Up to this point, the front-month API 2 trade has achieved USD 178/t, vs the Ice Newcastle counterpart of USD 365/t on Ice Futures. This USD 187/t differential corresponds to a USD 68/t median discount the previous year and a USD 18/t median premium in 2021.
The two contracts are largely separated, responding to quite different factors. Guillaume Perret, director of Perret Associates, believes so.
According to Perret, European prices were still under strain due to relatively warm weather, lower rival gas prices, high supplies, and decreasing industrial demand. Meanwhile, supplies of high CV coal in the Pacific region remained limited.
Australian coal exports are expected to fall 10% from the previous year to 179 million tonnes in 2022. According to preliminary Perret Associates estimates, this is due to excessive rains impeding output, a lack of capital inflows, and a lack of staff.
Perret also stated that shipments from Australia might return to 185 million tonnes, albeit this would be significantly below the high exports of 212 million tonnes seen in 2019. So, while the spread may narrow slightly, Newcastle will continue to trade at a considerable premium for the majority of 2023.
Toby Hassall of Refinitiv coal stated that it is unusual that such a widespread has remained.

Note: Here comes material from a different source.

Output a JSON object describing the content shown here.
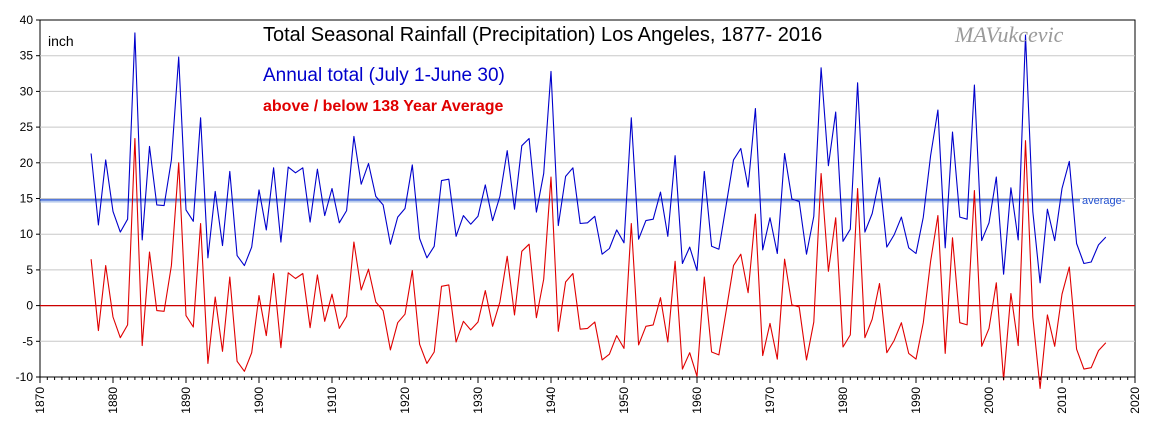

While north Asian consumption of high-CV Australian thermal coal was high and availability was limited, a spread of this size would normally result in customers choosing lower-cost supply from other sources.
However, decreased demand from Europe has led to a drop in API 2 prices. Despite EU nations avoiding Russian coal in favor of alternative suppliers from as far off as Australia and Colombia, high Newcastle prices are expected to drive quantities from the continent in the short future.